Recall that the perimeter of a circle is $2\pi r$ and surface area of a cone is $\pi r(r + s)$ , where $s$ denote the slant height of this cone.

3 times the perimeter of the base of the cone: $3\times 2 \pi r = 3 \times 2 \pi \times6 = 36 \pi$ .

So the perimeter/circumference of the big circle is $36 \pi$ , let $R$ denote the radius of the big circle, then $36 \pi = 2 \pi R$ or $R = 18$ .

Since the radius of the big circle is equivalent to the slant height of the cone, then $s = R = 18$ .
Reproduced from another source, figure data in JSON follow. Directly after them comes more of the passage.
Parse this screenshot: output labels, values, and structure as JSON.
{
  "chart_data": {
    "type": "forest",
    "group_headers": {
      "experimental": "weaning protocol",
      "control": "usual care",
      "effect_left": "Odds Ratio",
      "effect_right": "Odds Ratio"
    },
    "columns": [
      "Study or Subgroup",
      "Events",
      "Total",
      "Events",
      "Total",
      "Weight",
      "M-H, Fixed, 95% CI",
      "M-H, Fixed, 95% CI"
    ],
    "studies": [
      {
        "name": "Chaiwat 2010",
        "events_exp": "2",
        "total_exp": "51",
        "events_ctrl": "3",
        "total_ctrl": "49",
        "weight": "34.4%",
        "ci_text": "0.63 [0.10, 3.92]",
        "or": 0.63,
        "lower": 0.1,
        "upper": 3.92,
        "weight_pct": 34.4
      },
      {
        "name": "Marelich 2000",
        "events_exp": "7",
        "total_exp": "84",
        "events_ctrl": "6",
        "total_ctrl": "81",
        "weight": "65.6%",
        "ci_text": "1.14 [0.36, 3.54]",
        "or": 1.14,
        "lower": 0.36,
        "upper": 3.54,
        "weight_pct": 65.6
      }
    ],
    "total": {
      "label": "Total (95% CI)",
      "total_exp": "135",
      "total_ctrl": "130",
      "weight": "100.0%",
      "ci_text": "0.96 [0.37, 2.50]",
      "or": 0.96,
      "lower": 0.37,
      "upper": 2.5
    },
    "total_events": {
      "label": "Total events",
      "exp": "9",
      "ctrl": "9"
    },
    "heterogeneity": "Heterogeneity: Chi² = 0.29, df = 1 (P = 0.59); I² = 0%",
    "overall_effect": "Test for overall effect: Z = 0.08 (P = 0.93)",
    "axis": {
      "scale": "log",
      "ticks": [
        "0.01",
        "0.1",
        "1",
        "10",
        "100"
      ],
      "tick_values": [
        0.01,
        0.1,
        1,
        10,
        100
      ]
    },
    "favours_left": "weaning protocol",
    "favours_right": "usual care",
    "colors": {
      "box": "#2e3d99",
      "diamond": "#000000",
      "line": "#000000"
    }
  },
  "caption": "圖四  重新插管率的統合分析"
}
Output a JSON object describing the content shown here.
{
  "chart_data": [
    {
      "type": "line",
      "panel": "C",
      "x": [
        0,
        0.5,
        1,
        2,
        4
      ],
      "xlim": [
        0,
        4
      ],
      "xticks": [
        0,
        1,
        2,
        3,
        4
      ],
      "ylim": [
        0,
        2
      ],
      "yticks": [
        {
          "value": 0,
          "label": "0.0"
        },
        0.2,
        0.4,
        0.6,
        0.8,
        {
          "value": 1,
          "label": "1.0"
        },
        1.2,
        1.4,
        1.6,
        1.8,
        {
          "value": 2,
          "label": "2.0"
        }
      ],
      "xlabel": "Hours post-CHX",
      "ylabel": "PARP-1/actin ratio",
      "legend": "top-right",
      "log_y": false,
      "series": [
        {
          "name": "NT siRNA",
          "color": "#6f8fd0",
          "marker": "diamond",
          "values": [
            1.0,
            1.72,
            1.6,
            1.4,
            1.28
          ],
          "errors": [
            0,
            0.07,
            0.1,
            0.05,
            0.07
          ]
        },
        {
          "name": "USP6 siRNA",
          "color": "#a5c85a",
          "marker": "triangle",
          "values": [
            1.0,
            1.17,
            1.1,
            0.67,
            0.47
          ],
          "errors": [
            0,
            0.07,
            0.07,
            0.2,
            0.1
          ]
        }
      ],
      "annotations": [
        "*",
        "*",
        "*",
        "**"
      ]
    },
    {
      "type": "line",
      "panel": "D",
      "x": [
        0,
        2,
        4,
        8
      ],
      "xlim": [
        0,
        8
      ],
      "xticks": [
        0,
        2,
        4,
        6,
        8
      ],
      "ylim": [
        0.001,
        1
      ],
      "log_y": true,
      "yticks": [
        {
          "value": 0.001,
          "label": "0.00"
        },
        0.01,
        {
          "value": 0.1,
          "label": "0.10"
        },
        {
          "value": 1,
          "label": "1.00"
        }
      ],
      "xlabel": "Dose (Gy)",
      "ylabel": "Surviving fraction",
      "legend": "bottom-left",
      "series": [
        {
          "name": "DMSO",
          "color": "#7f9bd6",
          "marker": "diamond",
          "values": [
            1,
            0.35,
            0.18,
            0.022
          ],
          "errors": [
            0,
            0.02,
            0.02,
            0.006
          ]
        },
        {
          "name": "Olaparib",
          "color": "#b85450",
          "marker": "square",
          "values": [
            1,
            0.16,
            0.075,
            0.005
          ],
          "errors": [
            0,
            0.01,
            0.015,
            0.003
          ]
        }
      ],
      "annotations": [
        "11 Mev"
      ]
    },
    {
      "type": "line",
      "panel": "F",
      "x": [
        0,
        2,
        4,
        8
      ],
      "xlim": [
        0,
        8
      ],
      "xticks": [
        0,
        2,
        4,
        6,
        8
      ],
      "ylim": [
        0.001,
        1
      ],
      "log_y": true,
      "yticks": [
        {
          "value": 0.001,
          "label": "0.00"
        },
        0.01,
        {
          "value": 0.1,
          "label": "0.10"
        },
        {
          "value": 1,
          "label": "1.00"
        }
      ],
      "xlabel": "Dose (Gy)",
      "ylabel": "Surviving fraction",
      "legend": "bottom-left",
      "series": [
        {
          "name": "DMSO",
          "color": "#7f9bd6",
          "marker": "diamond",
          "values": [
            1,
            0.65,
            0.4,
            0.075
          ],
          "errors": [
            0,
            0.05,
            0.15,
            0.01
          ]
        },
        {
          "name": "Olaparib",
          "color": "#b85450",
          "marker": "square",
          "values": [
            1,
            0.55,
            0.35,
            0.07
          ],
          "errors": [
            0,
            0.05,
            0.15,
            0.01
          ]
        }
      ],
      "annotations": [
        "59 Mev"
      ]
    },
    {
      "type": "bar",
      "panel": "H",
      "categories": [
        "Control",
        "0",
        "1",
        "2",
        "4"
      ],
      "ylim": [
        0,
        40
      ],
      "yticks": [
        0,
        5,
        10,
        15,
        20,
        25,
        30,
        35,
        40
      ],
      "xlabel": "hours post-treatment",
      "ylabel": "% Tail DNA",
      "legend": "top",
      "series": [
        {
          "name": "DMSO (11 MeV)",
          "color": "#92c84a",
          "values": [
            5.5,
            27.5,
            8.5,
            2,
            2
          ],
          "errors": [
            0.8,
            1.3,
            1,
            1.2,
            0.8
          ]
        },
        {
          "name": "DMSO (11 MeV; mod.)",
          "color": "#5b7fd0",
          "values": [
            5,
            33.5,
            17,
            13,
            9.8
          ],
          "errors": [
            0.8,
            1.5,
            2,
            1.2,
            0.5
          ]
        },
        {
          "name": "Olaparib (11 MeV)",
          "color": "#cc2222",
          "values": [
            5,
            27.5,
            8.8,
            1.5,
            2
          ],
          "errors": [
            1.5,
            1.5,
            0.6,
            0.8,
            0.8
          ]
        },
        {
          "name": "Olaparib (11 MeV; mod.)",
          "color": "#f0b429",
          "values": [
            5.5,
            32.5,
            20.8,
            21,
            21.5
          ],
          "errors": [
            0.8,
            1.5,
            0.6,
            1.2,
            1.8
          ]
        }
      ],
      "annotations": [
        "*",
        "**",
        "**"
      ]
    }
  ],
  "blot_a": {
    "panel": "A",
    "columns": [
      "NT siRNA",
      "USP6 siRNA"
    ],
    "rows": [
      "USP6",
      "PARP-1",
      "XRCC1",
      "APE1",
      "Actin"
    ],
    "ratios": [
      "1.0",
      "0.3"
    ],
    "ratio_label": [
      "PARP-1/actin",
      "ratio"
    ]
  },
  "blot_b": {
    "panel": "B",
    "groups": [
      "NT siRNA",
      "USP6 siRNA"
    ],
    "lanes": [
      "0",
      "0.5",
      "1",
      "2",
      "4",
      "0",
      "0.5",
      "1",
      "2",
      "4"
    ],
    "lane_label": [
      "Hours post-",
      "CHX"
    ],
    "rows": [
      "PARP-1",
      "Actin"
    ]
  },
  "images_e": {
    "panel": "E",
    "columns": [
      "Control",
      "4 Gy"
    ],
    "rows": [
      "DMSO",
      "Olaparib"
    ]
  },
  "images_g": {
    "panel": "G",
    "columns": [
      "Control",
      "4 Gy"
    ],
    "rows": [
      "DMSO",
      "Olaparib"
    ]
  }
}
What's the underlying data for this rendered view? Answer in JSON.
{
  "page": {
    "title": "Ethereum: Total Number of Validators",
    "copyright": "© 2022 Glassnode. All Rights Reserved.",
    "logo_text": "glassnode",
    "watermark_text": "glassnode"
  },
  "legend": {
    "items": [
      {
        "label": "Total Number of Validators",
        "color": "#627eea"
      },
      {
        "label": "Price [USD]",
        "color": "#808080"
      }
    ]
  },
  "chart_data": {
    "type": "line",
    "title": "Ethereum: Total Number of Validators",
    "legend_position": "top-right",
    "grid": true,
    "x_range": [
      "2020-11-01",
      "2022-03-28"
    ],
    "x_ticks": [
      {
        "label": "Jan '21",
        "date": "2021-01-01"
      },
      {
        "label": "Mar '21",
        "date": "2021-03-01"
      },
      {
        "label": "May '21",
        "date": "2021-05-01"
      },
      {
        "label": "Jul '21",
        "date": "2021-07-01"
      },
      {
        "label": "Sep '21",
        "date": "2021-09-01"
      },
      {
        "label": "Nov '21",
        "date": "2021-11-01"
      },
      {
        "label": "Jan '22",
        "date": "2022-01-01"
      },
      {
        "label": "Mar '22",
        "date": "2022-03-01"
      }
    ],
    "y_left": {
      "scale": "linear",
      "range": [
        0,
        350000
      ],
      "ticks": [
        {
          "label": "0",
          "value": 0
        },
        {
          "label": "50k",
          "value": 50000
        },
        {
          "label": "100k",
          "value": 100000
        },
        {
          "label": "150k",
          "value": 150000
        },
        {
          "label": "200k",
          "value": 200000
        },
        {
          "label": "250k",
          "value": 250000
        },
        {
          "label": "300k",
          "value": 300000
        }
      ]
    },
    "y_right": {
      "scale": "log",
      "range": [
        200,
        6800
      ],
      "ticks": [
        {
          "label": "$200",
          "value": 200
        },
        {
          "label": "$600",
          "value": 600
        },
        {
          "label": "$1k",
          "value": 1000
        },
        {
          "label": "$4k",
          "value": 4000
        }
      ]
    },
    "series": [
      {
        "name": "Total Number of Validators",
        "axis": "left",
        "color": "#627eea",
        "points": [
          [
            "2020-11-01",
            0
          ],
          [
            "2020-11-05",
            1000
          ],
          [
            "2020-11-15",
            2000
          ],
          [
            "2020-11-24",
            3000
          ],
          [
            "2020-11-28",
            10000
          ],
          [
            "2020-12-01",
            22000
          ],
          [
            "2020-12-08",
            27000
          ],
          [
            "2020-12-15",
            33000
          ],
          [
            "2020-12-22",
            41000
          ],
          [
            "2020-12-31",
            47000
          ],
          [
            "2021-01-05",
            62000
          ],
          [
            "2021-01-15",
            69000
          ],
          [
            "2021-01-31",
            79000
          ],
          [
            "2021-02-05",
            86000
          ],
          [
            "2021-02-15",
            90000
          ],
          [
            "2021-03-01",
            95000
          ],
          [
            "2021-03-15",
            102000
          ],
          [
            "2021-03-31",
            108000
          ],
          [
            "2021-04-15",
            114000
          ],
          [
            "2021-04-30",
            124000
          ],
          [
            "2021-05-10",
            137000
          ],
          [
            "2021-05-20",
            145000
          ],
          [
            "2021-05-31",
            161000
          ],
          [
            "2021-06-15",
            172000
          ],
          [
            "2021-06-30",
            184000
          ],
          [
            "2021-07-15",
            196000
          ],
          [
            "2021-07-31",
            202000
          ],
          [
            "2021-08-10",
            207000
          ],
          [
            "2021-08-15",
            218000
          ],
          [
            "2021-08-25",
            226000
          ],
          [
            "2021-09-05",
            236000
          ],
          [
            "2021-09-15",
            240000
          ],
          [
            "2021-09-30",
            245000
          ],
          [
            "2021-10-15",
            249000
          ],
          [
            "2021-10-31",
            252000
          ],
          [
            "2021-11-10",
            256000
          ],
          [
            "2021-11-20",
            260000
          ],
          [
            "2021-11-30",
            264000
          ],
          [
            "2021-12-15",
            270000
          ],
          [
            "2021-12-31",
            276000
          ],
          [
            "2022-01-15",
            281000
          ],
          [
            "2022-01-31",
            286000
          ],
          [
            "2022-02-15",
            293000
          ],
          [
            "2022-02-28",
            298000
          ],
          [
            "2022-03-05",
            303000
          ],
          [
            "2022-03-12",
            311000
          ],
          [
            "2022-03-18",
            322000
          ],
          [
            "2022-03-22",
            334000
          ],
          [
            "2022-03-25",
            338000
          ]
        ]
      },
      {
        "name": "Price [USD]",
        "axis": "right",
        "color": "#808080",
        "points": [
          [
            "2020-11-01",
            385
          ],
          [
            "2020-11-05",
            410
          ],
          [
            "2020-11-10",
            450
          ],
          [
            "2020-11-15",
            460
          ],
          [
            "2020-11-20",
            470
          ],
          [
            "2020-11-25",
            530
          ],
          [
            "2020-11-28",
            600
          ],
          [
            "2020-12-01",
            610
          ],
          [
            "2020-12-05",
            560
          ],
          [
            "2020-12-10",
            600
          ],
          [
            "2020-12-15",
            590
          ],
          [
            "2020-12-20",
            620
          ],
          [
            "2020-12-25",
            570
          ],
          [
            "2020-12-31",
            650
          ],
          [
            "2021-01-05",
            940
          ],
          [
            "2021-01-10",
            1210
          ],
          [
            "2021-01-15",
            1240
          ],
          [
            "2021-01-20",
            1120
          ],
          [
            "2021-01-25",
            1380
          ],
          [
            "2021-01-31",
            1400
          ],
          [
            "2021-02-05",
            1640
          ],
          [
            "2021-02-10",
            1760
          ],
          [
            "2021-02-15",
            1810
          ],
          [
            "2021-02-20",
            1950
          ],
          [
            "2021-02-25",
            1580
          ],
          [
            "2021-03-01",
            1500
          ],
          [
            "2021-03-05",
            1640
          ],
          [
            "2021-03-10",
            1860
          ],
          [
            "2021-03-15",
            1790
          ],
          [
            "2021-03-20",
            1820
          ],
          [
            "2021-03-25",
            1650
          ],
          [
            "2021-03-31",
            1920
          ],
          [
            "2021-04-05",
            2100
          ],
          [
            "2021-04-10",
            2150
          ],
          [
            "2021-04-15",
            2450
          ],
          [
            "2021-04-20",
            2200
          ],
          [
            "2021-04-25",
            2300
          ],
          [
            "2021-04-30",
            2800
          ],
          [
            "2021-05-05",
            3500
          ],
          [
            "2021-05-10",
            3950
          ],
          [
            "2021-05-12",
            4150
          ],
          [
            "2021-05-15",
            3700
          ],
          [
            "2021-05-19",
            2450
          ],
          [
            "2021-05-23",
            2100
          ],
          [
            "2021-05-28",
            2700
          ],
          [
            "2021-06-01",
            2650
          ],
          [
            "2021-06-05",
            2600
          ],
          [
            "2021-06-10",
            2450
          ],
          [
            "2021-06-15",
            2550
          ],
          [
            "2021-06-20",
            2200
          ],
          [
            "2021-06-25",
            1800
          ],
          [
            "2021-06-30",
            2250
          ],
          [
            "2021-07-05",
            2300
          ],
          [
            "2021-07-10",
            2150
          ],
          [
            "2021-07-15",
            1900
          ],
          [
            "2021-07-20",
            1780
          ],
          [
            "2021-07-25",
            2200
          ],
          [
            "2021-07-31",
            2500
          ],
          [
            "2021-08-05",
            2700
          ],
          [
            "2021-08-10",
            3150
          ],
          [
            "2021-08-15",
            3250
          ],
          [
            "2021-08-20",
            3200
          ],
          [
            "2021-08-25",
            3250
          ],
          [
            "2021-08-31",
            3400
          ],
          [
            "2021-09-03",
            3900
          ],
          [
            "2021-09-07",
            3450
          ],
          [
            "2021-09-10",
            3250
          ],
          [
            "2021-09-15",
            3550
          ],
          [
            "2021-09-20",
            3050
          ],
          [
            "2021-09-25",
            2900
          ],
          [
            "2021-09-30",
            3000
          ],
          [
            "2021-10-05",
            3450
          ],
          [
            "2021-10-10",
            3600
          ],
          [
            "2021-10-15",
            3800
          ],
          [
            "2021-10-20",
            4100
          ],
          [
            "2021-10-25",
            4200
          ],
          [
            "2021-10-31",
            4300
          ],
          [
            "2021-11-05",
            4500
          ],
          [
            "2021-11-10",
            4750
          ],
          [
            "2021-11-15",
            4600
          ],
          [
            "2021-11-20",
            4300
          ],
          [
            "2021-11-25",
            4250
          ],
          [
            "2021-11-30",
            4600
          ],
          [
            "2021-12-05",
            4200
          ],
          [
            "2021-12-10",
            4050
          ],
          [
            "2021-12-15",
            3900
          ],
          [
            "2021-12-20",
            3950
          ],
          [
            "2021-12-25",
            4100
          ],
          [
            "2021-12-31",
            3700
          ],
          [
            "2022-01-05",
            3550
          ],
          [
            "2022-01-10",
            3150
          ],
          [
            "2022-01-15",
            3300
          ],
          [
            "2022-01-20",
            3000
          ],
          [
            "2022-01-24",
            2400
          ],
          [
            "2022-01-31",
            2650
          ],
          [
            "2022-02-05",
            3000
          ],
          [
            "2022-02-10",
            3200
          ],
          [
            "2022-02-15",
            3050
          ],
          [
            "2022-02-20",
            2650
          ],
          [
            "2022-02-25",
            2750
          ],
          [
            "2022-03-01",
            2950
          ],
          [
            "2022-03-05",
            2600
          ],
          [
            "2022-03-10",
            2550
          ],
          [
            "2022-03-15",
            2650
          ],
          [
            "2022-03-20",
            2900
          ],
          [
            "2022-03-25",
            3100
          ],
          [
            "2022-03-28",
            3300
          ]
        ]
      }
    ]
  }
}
Thus the total surface area of the cone is $\pi r (r + s) = \pi (6)(6 + 18) = 3.14 \times 6 \times24 \approx 452.16$ .

As the cone has to be rolled 3 times to cover the circle, the circumference of circle is 3 times that of the base of cone, which means its radius is 3 times that of cone I.e. 6×3=18 and similarly, the Surface area of curved surface of cone would be one third of the area of circle i. e. π×18×18/3=108π. The area of base of the cone is π ×6×6=36π. Therefore, total area=108π+36π=144π.

I Think that the solution Is wrong by the assumption that the circumference of the big circle is 3 times that of the base. This problem Is very similar with the 2 coins problem. If a small circle spins 3 times around the big one, this means that the radius of the former Is 2 times smaller, not 3. In my opinion, the number of spins Is equal to R/r minus the cosinus of the angle between the circles with the given radius. R/r - cos(a) =3 and substituing cos(a)=r/R, we get that R=19,81. So the area will Be 6 3.14 19.81=373.34 . I would like to hear further opinion.